Several reasons. You can cuddle a ~ up to identifiers, and it doesn't disappear visually when you do so. Unary ~ came available when we unified all the XORly operators under ^ (including old unary ~, that is, 1's-complement, which implicitly XORs all the bits with 1). Plus underscore basically comes across as a very short identifier, and we wanted to reserve it for possible use as some kind of "don't care" token in logic programming, as it's used in Prolog. Or maybe we'll think of some other use for it. (I can guarantee you that it won't be the current stat buffer as it is in Perl 5, though, since you can put a stat result into any variable now.)
But, of course, the main reason is that ~ looks like a piece of string. :-) | [reply] |
I'm not quite sure why you explained where the plus went, since the original choice for string addition was the underscore .. So why did that particular one get disgarded?
I haven't tried explaining why the tilde glyph is used, but instead why having a universal glyph for string operations is useful. Sorry if the title mislead you.

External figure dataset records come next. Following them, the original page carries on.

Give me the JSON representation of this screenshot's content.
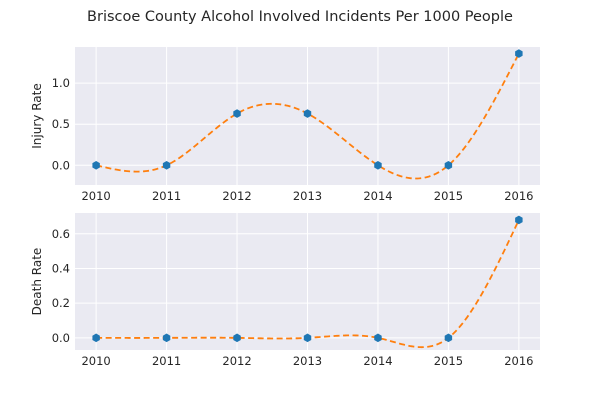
{
  "figure_title": "Briscoe County Alcohol Involved Incidents Per 1000 People",
  "colors": {
    "background": "#eaeaf2",
    "grid": "#ffffff",
    "marker": "#1f77b4",
    "line": "#ff7f0e"
  },
  "chart_data": [
    {
      "type": "scatter",
      "title": "",
      "ylabel": "Injury Rate",
      "xlabel": "",
      "x": [
        2010,
        2011,
        2012,
        2013,
        2014,
        2015,
        2016
      ],
      "values": [
        0.0,
        0.0,
        0.63,
        0.63,
        0.0,
        0.0,
        1.36
      ],
      "xlim": [
        2009.7,
        2016.3
      ],
      "ylim": [
        -0.24,
        1.44
      ],
      "yticks": [
        0.0,
        0.5,
        1.0
      ],
      "ytick_labels": [
        "0.0",
        "0.5",
        "1.0"
      ],
      "xtick_labels": [
        "2010",
        "2011",
        "2012",
        "2013",
        "2014",
        "2015",
        "2016"
      ],
      "fit_line": "smooth dashed spline through points",
      "grid": true
    },
    {
      "type": "scatter",
      "title": "",
      "ylabel": "Death Rate",
      "xlabel": "",
      "x": [
        2010,
        2011,
        2012,
        2013,
        2014,
        2015,
        2016
      ],
      "values": [
        0.0,
        0.0,
        0.0,
        0.0,
        0.0,
        0.0,
        0.68
      ],
      "xlim": [
        2009.7,
        2016.3
      ],
      "ylim": [
        -0.07,
        0.72
      ],
      "yticks": [
        0.0,
        0.2,
        0.4,
        0.6
      ],
      "ytick_labels": [
        "0.0",
        "0.2",
        "0.4",
        "0.6"
      ],
      "xtick_labels": [
        "2010",
        "2011",
        "2012",
        "2013",
        "2014",
        "2015",
        "2016"
      ],
      "fit_line": "smooth dashed spline through points",
      "grid": true
    }
  ]
}
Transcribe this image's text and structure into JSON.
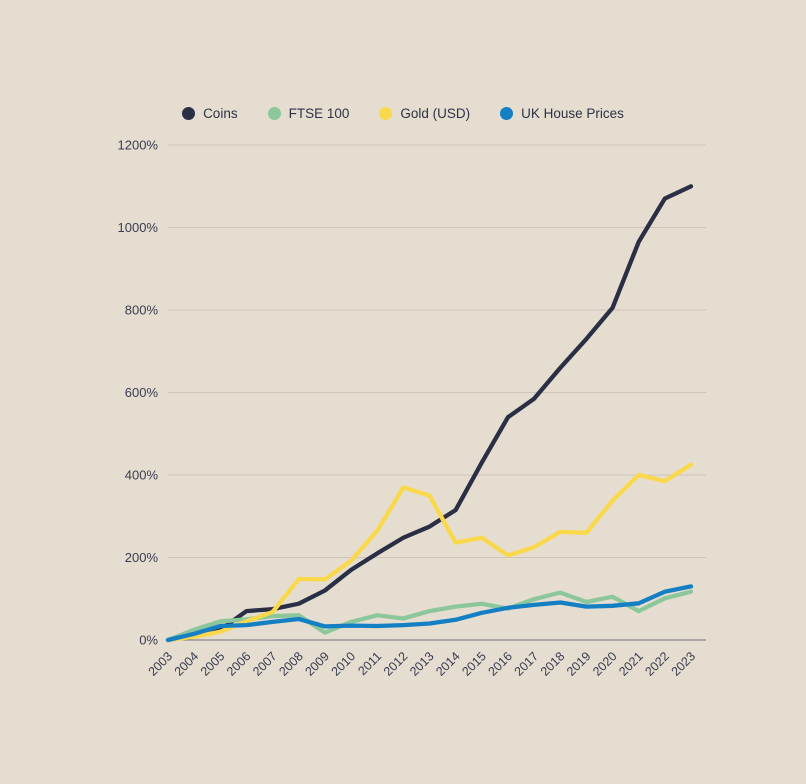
{
  "page": {
    "background_color": "#e5ddcf",
    "text_color": "#383c52",
    "gridline_color": "#ccc5b8",
    "axis_line_color": "#73737e"
  },
  "legend": {
    "items": [
      {
        "label": "Coins",
        "slug": "coins",
        "color": "#2b2f45"
      },
      {
        "label": "FTSE 100",
        "slug": "ftse-100",
        "color": "#8cc79c"
      },
      {
        "label": "Gold (USD)",
        "slug": "gold-usd",
        "color": "#fad84c"
      },
      {
        "label": "UK House Prices",
        "slug": "uk-house-prices",
        "color": "#157fc4"
      }
    ]
  },
  "chart_data": {
    "type": "line",
    "title": "",
    "xlabel": "",
    "ylabel": "",
    "categories": [
      "2003",
      "2004",
      "2005",
      "2006",
      "2007",
      "2008",
      "2009",
      "2010",
      "2011",
      "2012",
      "2013",
      "2014",
      "2015",
      "2016",
      "2017",
      "2018",
      "2019",
      "2020",
      "2021",
      "2022",
      "2023"
    ],
    "series": [
      {
        "name": "Coins",
        "color": "#2b2f45",
        "values": [
          0,
          10,
          25,
          70,
          75,
          88,
          120,
          170,
          210,
          248,
          275,
          315,
          430,
          540,
          585,
          660,
          730,
          805,
          965,
          1070,
          1100
        ]
      },
      {
        "name": "FTSE 100",
        "color": "#8cc79c",
        "values": [
          0,
          25,
          45,
          50,
          58,
          60,
          18,
          44,
          60,
          52,
          70,
          81,
          88,
          76,
          99,
          115,
          92,
          105,
          70,
          101,
          117
        ]
      },
      {
        "name": "Gold (USD)",
        "color": "#fad84c",
        "values": [
          0,
          8,
          20,
          45,
          68,
          148,
          147,
          192,
          265,
          370,
          350,
          236,
          248,
          205,
          225,
          262,
          260,
          338,
          400,
          385,
          425
        ]
      },
      {
        "name": "UK House Prices",
        "color": "#157fc4",
        "values": [
          0,
          15,
          34,
          36,
          44,
          51,
          33,
          35,
          34,
          36,
          40,
          49,
          66,
          78,
          85,
          91,
          81,
          83,
          89,
          117,
          130
        ]
      }
    ],
    "yticks": [
      0,
      200,
      400,
      600,
      800,
      1000,
      1200
    ],
    "ytick_suffix": "%",
    "ylim": [
      0,
      1200
    ],
    "grid": true,
    "legend_position": "top"
  }
}
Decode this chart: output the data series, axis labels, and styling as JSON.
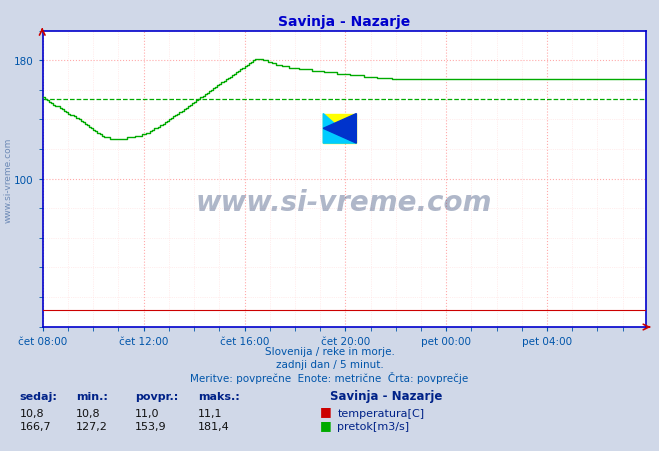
{
  "title": "Savinja - Nazarje",
  "title_color": "#0000cc",
  "bg_color": "#d0d8e8",
  "plot_bg_color": "#ffffff",
  "grid_color_major": "#ffaaaa",
  "grid_color_minor": "#ffdddd",
  "tick_label_color": "#0055aa",
  "axis_color": "#0000cc",
  "xmin": 0,
  "xmax": 287,
  "ymin": 0,
  "ymax": 200,
  "xtick_positions": [
    0,
    48,
    96,
    144,
    192,
    240
  ],
  "xtick_labels": [
    "čet 08:00",
    "čet 12:00",
    "čet 16:00",
    "čet 20:00",
    "pet 00:00",
    "pet 04:00"
  ],
  "ytick_positions": [
    100,
    180
  ],
  "ytick_labels": [
    "100",
    "180"
  ],
  "subtitle_lines": [
    "Slovenija / reke in morje.",
    "zadnji dan / 5 minut.",
    "Meritve: povprečne  Enote: metrične  Črta: povprečje"
  ],
  "subtitle_color": "#0055aa",
  "watermark_text": "www.si-vreme.com",
  "watermark_color": "#334466",
  "avg_flow": 153.9,
  "legend_items": [
    {
      "label": "temperatura[C]",
      "color": "#cc0000"
    },
    {
      "label": "pretok[m3/s]",
      "color": "#00aa00"
    }
  ],
  "stats": {
    "sedaj_temp": 10.8,
    "min_temp": 10.8,
    "povpr_temp": 11.0,
    "maks_temp": 11.1,
    "sedaj_flow": 166.7,
    "min_flow": 127.2,
    "povpr_flow": 153.9,
    "maks_flow": 181.4
  },
  "flow_data": [
    155,
    154,
    153,
    152,
    151,
    150,
    149,
    149,
    148,
    147,
    146,
    145,
    144,
    143,
    143,
    142,
    141,
    140,
    139,
    138,
    137,
    136,
    135,
    134,
    133,
    132,
    131,
    130,
    129,
    128,
    128,
    128,
    127,
    127,
    127,
    127,
    127,
    127,
    127,
    127,
    128,
    128,
    128,
    128,
    129,
    129,
    129,
    130,
    130,
    131,
    131,
    132,
    133,
    134,
    134,
    135,
    136,
    137,
    138,
    139,
    140,
    141,
    142,
    143,
    144,
    145,
    146,
    147,
    148,
    149,
    150,
    151,
    152,
    153,
    154,
    155,
    156,
    157,
    158,
    159,
    160,
    161,
    162,
    163,
    164,
    165,
    166,
    167,
    168,
    169,
    170,
    171,
    172,
    173,
    174,
    175,
    176,
    177,
    178,
    179,
    180,
    181,
    181,
    181,
    181,
    180,
    180,
    179,
    179,
    178,
    178,
    177,
    177,
    177,
    176,
    176,
    176,
    175,
    175,
    175,
    175,
    175,
    174,
    174,
    174,
    174,
    174,
    174,
    173,
    173,
    173,
    173,
    173,
    173,
    172,
    172,
    172,
    172,
    172,
    172,
    171,
    171,
    171,
    171,
    171,
    171,
    170,
    170,
    170,
    170,
    170,
    170,
    170,
    169,
    169,
    169,
    169,
    169,
    169,
    168,
    168,
    168,
    168,
    168,
    168,
    168,
    167,
    167,
    167,
    167,
    167,
    167,
    167,
    167,
    167,
    167,
    167,
    167,
    167,
    167,
    167,
    167,
    167,
    167,
    167,
    167,
    167,
    167,
    167,
    167,
    167,
    167,
    167,
    167,
    167,
    167,
    167,
    167,
    167,
    167,
    167,
    167,
    167,
    167,
    167,
    167,
    167,
    167,
    167,
    167,
    167,
    167,
    167,
    167,
    167,
    167,
    167,
    167,
    167,
    167,
    167,
    167,
    167,
    167,
    167,
    167,
    167,
    167,
    167,
    167,
    167,
    167,
    167,
    167,
    167,
    167,
    167,
    167,
    167,
    167,
    167,
    167,
    167,
    167,
    167,
    167,
    167,
    167,
    167,
    167,
    167,
    167,
    167,
    167,
    167,
    167,
    167,
    167,
    167,
    167,
    167,
    167,
    167,
    167,
    167,
    167,
    167,
    167,
    167,
    167,
    167,
    167,
    167,
    167,
    167,
    167,
    167,
    167,
    167,
    167,
    167,
    167,
    167,
    167,
    167,
    167,
    167,
    167
  ],
  "temp_value": 11.0,
  "logo_colors": {
    "yellow": "#ffff00",
    "cyan": "#00ccff",
    "blue": "#0000cc",
    "dark": "#003399"
  }
}
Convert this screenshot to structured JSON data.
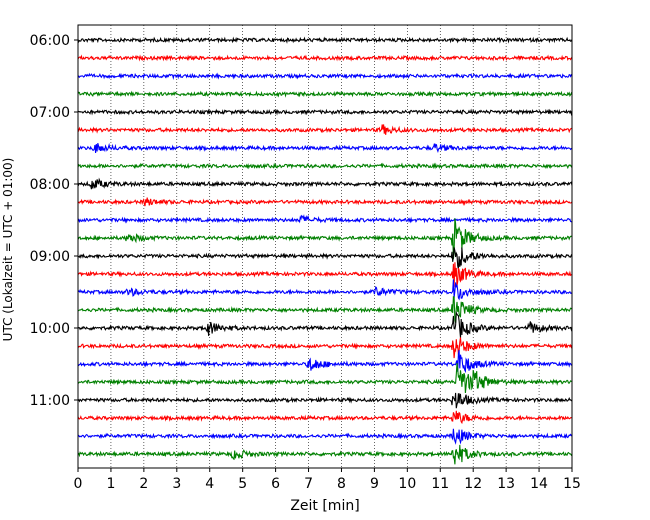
{
  "chart_data": {
    "type": "line",
    "title": "",
    "xlabel": "Zeit  [min]",
    "ylabel": "UTC (Lokalzeit = UTC + 01:00)",
    "xlim": [
      0,
      15
    ],
    "x_ticks": [
      "0",
      "1",
      "2",
      "3",
      "4",
      "5",
      "6",
      "7",
      "8",
      "9",
      "10",
      "11",
      "12",
      "13",
      "14",
      "15"
    ],
    "y_ticks": [
      "06:00",
      "07:00",
      "08:00",
      "09:00",
      "10:00",
      "11:00"
    ],
    "grid": "vertical dotted",
    "trace_interval_min": 15,
    "first_trace": "06:00",
    "colors": [
      "#000000",
      "#ff0000",
      "#0000ff",
      "#008000"
    ],
    "series": [
      {
        "start": "06:00",
        "color": "#000000",
        "events": []
      },
      {
        "start": "06:15",
        "color": "#ff0000",
        "events": []
      },
      {
        "start": "06:30",
        "color": "#0000ff",
        "events": []
      },
      {
        "start": "06:45",
        "color": "#008000",
        "events": []
      },
      {
        "start": "07:00",
        "color": "#000000",
        "events": []
      },
      {
        "start": "07:15",
        "color": "#ff0000",
        "events": [
          {
            "t": 9.2,
            "amp": 5
          }
        ]
      },
      {
        "start": "07:30",
        "color": "#0000ff",
        "events": [
          {
            "t": 0.5,
            "amp": 5
          },
          {
            "t": 10.8,
            "amp": 4
          }
        ]
      },
      {
        "start": "07:45",
        "color": "#008000",
        "events": []
      },
      {
        "start": "08:00",
        "color": "#000000",
        "events": [
          {
            "t": 0.4,
            "amp": 6
          }
        ]
      },
      {
        "start": "08:15",
        "color": "#ff0000",
        "events": [
          {
            "t": 2.0,
            "amp": 4
          }
        ]
      },
      {
        "start": "08:30",
        "color": "#0000ff",
        "events": [
          {
            "t": 6.7,
            "amp": 4
          }
        ]
      },
      {
        "start": "08:45",
        "color": "#008000",
        "events": [
          {
            "t": 1.5,
            "amp": 5
          },
          {
            "t": 11.4,
            "amp": 22
          }
        ]
      },
      {
        "start": "09:00",
        "color": "#000000",
        "events": [
          {
            "t": 11.4,
            "amp": 18
          }
        ]
      },
      {
        "start": "09:15",
        "color": "#ff0000",
        "events": [
          {
            "t": 11.4,
            "amp": 14
          }
        ]
      },
      {
        "start": "09:30",
        "color": "#0000ff",
        "events": [
          {
            "t": 1.5,
            "amp": 4
          },
          {
            "t": 9.0,
            "amp": 5
          },
          {
            "t": 11.4,
            "amp": 12
          }
        ]
      },
      {
        "start": "09:45",
        "color": "#008000",
        "events": [
          {
            "t": 11.4,
            "amp": 16
          }
        ]
      },
      {
        "start": "10:00",
        "color": "#000000",
        "events": [
          {
            "t": 3.9,
            "amp": 8
          },
          {
            "t": 13.7,
            "amp": 6
          },
          {
            "t": 11.4,
            "amp": 18
          }
        ]
      },
      {
        "start": "10:15",
        "color": "#ff0000",
        "events": [
          {
            "t": 11.4,
            "amp": 14
          }
        ]
      },
      {
        "start": "10:30",
        "color": "#0000ff",
        "events": [
          {
            "t": 7.0,
            "amp": 8
          },
          {
            "t": 11.5,
            "amp": 16
          }
        ]
      },
      {
        "start": "10:45",
        "color": "#008000",
        "events": [
          {
            "t": 11.5,
            "amp": 22
          },
          {
            "t": 12.0,
            "amp": 8
          }
        ]
      },
      {
        "start": "11:00",
        "color": "#000000",
        "events": [
          {
            "t": 11.4,
            "amp": 12
          }
        ]
      },
      {
        "start": "11:15",
        "color": "#ff0000",
        "events": [
          {
            "t": 11.4,
            "amp": 8
          }
        ]
      },
      {
        "start": "11:30",
        "color": "#0000ff",
        "events": [
          {
            "t": 11.4,
            "amp": 10
          }
        ]
      },
      {
        "start": "11:45",
        "color": "#008000",
        "events": [
          {
            "t": 4.7,
            "amp": 6
          },
          {
            "t": 11.4,
            "amp": 14
          }
        ]
      }
    ]
  }
}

I do say something about why that glyph isn't dot, but even for that I'm not mentioning all there is: the small size of the dot makes it too easy to overlook or to be a semi-meta-operator and OO takes precedence over concatenation.
Underscore has many of the problems dot has, and added to that the many problems that a \w character brings along.
I explain plus first, because tilde is the string version of that operator, and I think the consistency in that is very important, and much easier to explain by waiting with the promised subject. Otherwise, the explanation of plus would have come after, and not be an essential part of the article anymore, but instead an appendix that gets less attention.